Angesichts fortdauernder Überschreitungen des Grenzwertes für die Immissionsbe-lastung durch Stickstoffdioxid wurde mit Wirkung zum 1. Februar 2016 durch die Bezirksregierung Köln eine "grüne Umweltzone" eingeführt. Sie sieht in einem räumlich begrenzten Bereich des Aachener Stadtgebiets ein Verkehrsverbot für schadstoffintensive Fahrzeuge vor, die nicht mit einer grünen Plakette ausgestattet sind. Eine Befreiung von dem Verkehrsverbot kann auf Antrag erfolgen, insbesondere in Fällen wirtschaftlicher und sozialer Härte.  

Die 6. Kammer hat sich in zwei Verfahren mit dieser Ausnahmegenehmigung befasst.

Der Kläger des ersten Verfahrens wohnt außerhalb der Umweltzone Aachen. Er beantragte eine Ausnahmegenehmigung mit der Begründung, er sei zu 70 % schwerbehindert, könne schlecht gehen und sei auf einen Rollator angewiesen. Sein Auto könne ausweislich einer Bescheinigung des TÜV Rheinland nicht mit einem Rußpartikelfilter nachgerüstet werden. Er benötige den Wagen, um mit einer Begleitperson einkaufen zu fahren, Ärzte aufzusuchen und seine Familie zu besuchen. Eine Ausnahmegenehmigung erteilte die Stadt Aachen nicht. Die Klage dagegen blieb ohne Erfolg. Zur Begründung führte die Kammer in ihrem Urteil vom 04. September 2017, den Beteiligten nunmehr zugestellt, aus: Die vom Kläger geltend gemachten Umstände würden keine unzumutbaren Nachteile begründen, die ihn im Verhältnis zu anderen Besuchern der Umweltzone besonders hart treffen würden. Es sei nicht erkennbar, dass ihm - auch unter Berücksichtigung seiner Gehbehinderung, wegen der er auf einen Rollator angewiesen sei - unzumutbar sein sollte, die Besuche bei seiner Familie, das Aufsuchen von Fachärzten sowie die Erledigung von Einkäufen im Bereich der Umweltzone mit öffentlichen Ver-kehrsmitteln oder durch die gelegentliche Inanspruchnahme eines Taxis zu bewälti-gen, auch wenn dies mit einem Mehraufwand und auch zusätzlichen Kosten verbunden sein dürfte. Angesichts der hohen Bedeutung des Gesundheitsschutzes, der Anlass für die Einrichtung der Umweltzone war, müssten derartige Unannehmlichkeiten hingenommen werden.

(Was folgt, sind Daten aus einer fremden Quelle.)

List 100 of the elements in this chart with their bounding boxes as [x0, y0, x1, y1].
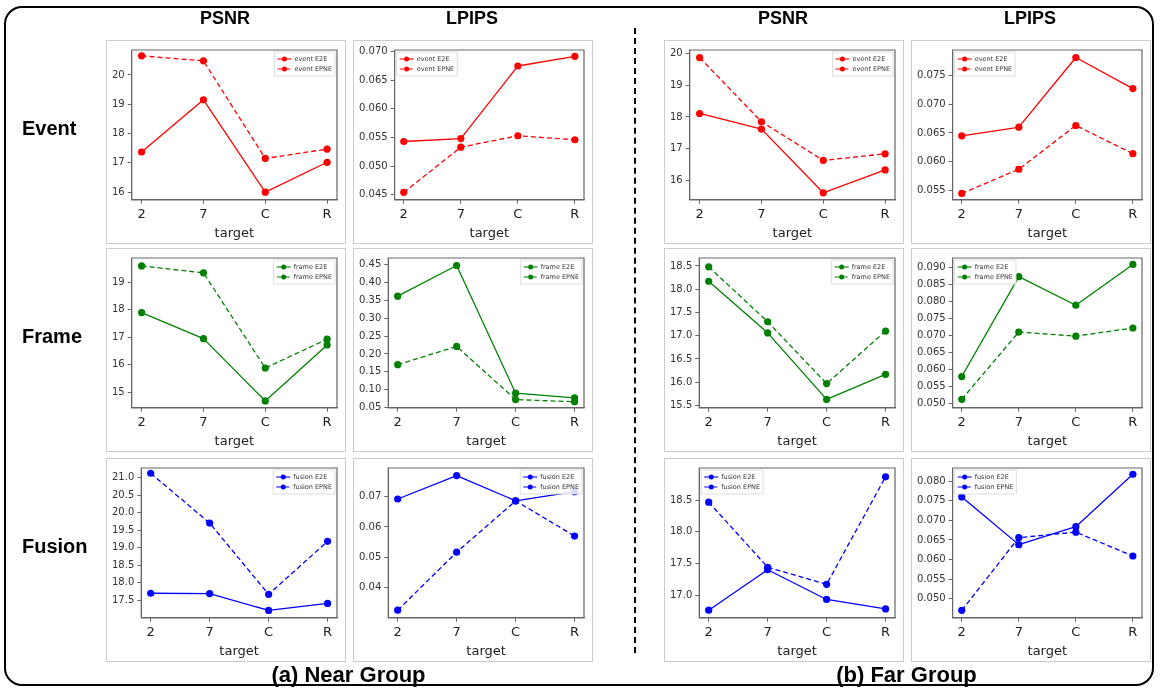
y-tick-label: 17.0 — [670, 329, 693, 341]
y-tick-label: 0.050 — [916, 397, 946, 409]
x-axis-title: target — [1027, 224, 1068, 240]
y-tick-label: 20 — [669, 47, 683, 59]
y-tick-label: 0.055 — [358, 131, 388, 143]
y-tick-label: 0.080 — [916, 295, 946, 307]
x-tick-label: R — [880, 205, 890, 221]
x-tick-label: C — [822, 623, 832, 639]
x-tick-label: 2 — [704, 413, 713, 429]
x-tick-label: 2 — [399, 205, 408, 221]
y-tick-label: 16.5 — [670, 352, 693, 364]
x-tick-label: 2 — [704, 623, 713, 639]
x-tick-label: 7 — [456, 205, 465, 221]
y-tick-label: 0.090 — [916, 261, 946, 273]
x-tick-label: 7 — [1014, 205, 1023, 221]
y-tick-label: 0.04 — [359, 581, 382, 593]
y-tick-label: 15.5 — [670, 399, 693, 411]
y-tick-label: 18.5 — [670, 259, 693, 271]
y-tick-label: 18.0 — [670, 525, 693, 537]
y-tick-label: 0.060 — [358, 102, 388, 114]
y-tick-label: 0.070 — [916, 514, 946, 525]
y-tick-label: 0.075 — [916, 494, 946, 506]
x-tick-label: C — [511, 623, 521, 639]
x-tick-label: 2 — [393, 623, 402, 639]
y-tick-label: 0.060 — [916, 363, 946, 375]
y-tick-label: 18.0 — [670, 282, 693, 294]
x-axis-title: target — [219, 642, 259, 658]
x-tick-label: C — [513, 205, 523, 221]
x-tick-label: R — [1128, 205, 1138, 221]
x-tick-label: C — [511, 413, 521, 429]
y-tick-label: 0.070 — [916, 329, 946, 341]
y-tick-label: 17.0 — [670, 588, 693, 600]
chart-title: PSNR — [199, 8, 251, 29]
y-tick-label: 17 — [111, 330, 125, 342]
y-tick-label: 0.15 — [359, 365, 382, 377]
x-tick-label: 7 — [763, 413, 772, 429]
y-tick-label: 0.085 — [916, 278, 946, 290]
x-tick-label: 2 — [695, 205, 704, 221]
y-tick-label: 16 — [669, 174, 683, 186]
y-tick-label: 19.0 — [112, 541, 135, 553]
y-tick-label: 17 — [111, 156, 125, 168]
y-tick-label: 0.07 — [359, 490, 382, 502]
x-tick-label: R — [570, 623, 580, 639]
x-tick-label: R — [322, 205, 332, 221]
y-tick-label: 0.080 — [916, 474, 946, 486]
x-axis-title: target — [214, 224, 255, 240]
x-tick-label: R — [322, 413, 332, 429]
x-tick-label: R — [570, 205, 580, 221]
x-tick-label: C — [1071, 205, 1081, 221]
y-tick-label: 18 — [669, 110, 683, 122]
x-tick-label: 7 — [763, 623, 772, 639]
x-axis-title: target — [469, 224, 510, 240]
y-tick-label: 0.075 — [916, 312, 946, 324]
y-tick-label: 0.070 — [358, 45, 388, 57]
x-axis-title: target — [214, 432, 255, 448]
x-axis-title: target — [772, 224, 813, 240]
y-tick-label: 18.0 — [112, 576, 135, 588]
y-tick-label: 0.055 — [916, 380, 946, 392]
x-tick-label: R — [1128, 623, 1138, 639]
y-tick-label: 16 — [111, 358, 125, 370]
y-tick-label: 0.070 — [916, 97, 946, 109]
y-tick-label: 0.065 — [916, 346, 946, 358]
x-tick-label: C — [822, 413, 832, 429]
x-tick-label: 2 — [146, 623, 155, 639]
x-tick-label: C — [264, 623, 274, 639]
y-tick-label: 0.20 — [359, 347, 382, 359]
x-tick-label: 7 — [757, 205, 766, 221]
x-axis-title: target — [1027, 642, 1068, 658]
chart-title: LPIPS — [1003, 8, 1057, 29]
y-tick-label: 21.0 — [112, 471, 135, 483]
y-tick-label: 20.5 — [112, 488, 135, 500]
y-tick-label: 16 — [111, 185, 125, 197]
y-tick-label: 0.060 — [916, 155, 946, 167]
x-axis-title: target — [466, 642, 506, 658]
y-tick-label: 18 — [111, 303, 125, 315]
y-tick-label: 0.25 — [359, 329, 382, 341]
y-tick-label: 0.40 — [359, 276, 382, 288]
y-tick-label: 16.0 — [670, 375, 693, 387]
x-tick-label: R — [881, 623, 891, 639]
y-tick-label: 17.5 — [112, 593, 135, 605]
x-axis-title: target — [777, 642, 817, 658]
y-tick-label: 0.05 — [359, 401, 382, 413]
x-tick-label: C — [260, 205, 270, 221]
x-tick-label: 2 — [957, 205, 966, 221]
x-tick-label: R — [1128, 413, 1138, 429]
x-tick-label: C — [260, 413, 270, 429]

Auch die Klage eines Gerüstbaubetriebs mit Sitz außerhalb der Umweltzone Aachen blieb ohne Erfolg. Für ihren Lkw beantragte sie eine Ausnahmegenehmigung, weil die Umrüstung des Wagens mit einem Rußpartikelfilter rund 6.000 Euro kosten würde, was wirtschaftlich nicht tragbar sei; das Fahrzeug werde ohnehin nur vier- bis fünfmal im Jahr zum Befahren der Umweltzone gebrauch, nämlich um bei großen Baustellen den Gerüstaufbau und -abbau möglichst schnell vornehmen zu können. In ihrem Urteil vom 04. September 2017 legte die 6. Kammer dar, zwar könne die Klägerin - anders als Privatpersonen - nicht darauf verwiesen werden, die erforderlichen Fahrten mit öffentlichen Verkehrsmitteln oder durch die Inanspruchnahme eines Taxis zu bewältigen. Doch werde der Klägerin durch Verkehrsverbot die Ausübung ihres Gewerbes in der Umweltzone Aachen nicht unmöglich gemacht, sondern allenfalls erschwert. Denn die Klägerin sei seit Inkrafttreten des Verkehrsverbotes in der Lage gewesen, ihre Baustellen mit dem vorhandenen Fahrzeug, das in die Umweltzone einfahren darf, zu beliefern, wenn dies auch mit einem Mehraufwand und zusätzlichen Kosten verbunden sein dürfte. Dass diese Praxis zu einer Existenzgefährdung führen und unter diesem Gesichtspunkt im Ergebnis ein überwiegendes und unaufschiebbares Einzelinteresse vorliegen könnte, sei nicht vorgetragen.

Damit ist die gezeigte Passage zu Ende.